A Constructive Approach to Reduced-Form Auctions with Applications to Multi-Item Mechanism Design

TL;DR

This paper offers a constructive proof of Border's theorem for reduced-form auctions, enabling efficient design of revenue-optimal multi-item auctions with asymmetric bidders and additive valuations.

Contribution

It provides a linear-constraint characterization of feasible reduced forms and a constructive method to induce ex-post allocation rules, advancing auction design theory.

Findings

Linear number of constraints suffices for feasibility

Polynomial-time algorithms for revenue optimization

Characterization of feasible multi-item allocation rules

Abstract

We provide a constructive proof of Border's theorem [Bor91, HR15a] and its generalization to reduced-form auctions with asymmetric bidders [Bor07, MV10, CKM13]. Given a reduced form, we identify a subset of Border constraints that are necessary and sufficient to determine its feasibility. Importantly, the number of these constraints is linear in the total number of bidder types.

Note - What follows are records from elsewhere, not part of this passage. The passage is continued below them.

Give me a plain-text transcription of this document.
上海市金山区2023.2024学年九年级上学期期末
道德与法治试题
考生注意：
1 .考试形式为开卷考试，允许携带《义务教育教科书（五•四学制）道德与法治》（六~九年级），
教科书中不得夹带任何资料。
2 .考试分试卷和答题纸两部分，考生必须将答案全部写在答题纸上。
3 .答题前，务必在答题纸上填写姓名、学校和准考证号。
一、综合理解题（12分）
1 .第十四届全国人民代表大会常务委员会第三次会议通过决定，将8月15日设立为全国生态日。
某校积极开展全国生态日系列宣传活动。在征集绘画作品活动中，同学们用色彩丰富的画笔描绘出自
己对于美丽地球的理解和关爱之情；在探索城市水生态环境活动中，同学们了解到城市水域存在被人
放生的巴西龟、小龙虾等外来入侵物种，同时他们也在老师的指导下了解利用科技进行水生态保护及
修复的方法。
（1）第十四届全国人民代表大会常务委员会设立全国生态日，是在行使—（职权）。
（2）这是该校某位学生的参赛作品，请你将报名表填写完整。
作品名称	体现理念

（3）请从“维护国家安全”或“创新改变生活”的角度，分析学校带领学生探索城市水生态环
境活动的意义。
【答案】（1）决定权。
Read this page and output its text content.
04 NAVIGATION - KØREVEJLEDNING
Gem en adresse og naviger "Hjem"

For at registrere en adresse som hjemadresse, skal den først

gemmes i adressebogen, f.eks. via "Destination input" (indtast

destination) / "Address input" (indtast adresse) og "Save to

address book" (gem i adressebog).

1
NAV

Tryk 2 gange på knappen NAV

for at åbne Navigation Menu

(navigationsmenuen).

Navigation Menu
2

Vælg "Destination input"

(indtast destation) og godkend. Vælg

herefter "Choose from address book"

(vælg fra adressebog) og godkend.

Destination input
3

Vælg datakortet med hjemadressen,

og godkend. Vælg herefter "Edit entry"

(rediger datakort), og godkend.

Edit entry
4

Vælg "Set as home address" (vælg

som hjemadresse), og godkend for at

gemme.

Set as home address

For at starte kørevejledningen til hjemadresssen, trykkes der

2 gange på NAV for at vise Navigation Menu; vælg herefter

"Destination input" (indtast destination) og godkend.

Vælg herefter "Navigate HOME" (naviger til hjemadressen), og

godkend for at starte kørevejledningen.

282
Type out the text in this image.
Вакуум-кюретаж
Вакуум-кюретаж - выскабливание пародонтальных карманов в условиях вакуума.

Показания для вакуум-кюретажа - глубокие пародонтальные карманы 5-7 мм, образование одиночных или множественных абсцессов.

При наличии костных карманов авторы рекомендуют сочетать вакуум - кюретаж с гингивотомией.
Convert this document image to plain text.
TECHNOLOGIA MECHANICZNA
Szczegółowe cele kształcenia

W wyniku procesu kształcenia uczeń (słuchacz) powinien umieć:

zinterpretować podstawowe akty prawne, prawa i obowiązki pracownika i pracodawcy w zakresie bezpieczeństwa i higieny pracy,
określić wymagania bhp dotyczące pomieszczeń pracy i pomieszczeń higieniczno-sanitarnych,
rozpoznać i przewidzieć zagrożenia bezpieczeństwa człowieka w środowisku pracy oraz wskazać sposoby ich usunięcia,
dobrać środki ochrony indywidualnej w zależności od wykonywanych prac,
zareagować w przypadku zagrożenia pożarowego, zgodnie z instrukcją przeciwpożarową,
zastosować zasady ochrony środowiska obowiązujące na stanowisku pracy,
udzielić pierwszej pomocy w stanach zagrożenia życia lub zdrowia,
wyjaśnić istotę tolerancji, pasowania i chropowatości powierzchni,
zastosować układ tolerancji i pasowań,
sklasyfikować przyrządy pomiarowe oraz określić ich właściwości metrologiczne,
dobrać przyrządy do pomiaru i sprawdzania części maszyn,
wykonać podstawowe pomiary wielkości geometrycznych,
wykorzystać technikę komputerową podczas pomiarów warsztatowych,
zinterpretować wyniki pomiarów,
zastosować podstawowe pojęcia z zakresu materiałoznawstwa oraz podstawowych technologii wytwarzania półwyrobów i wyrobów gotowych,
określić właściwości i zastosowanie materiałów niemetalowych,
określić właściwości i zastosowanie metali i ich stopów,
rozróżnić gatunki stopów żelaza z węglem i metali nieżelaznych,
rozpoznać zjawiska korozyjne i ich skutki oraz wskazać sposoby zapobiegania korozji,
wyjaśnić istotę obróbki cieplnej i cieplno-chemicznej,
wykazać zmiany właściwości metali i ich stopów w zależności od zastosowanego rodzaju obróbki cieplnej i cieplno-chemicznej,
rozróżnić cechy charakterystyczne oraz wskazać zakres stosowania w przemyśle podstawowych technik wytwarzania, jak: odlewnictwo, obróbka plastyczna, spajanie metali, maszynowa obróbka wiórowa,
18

In addition, we provide a characterization result showing that every feasible reduced form can be induced by an ex-post allocation rule that is a distribution over ironings of the same total ordering of the union of all bidders' types. We show how to leverage our results for single-item reduced forms to design auctions with heterogeneous items and asymmetric bidders with valuations that are additive over items. Appealing to our constructive Border's theorem, we obtain polynomial-time algorithms for computing the revenue-optimal auction. Appealing to our characterization of feasible reduced forms, we characterize feasible multi-item allocation rules.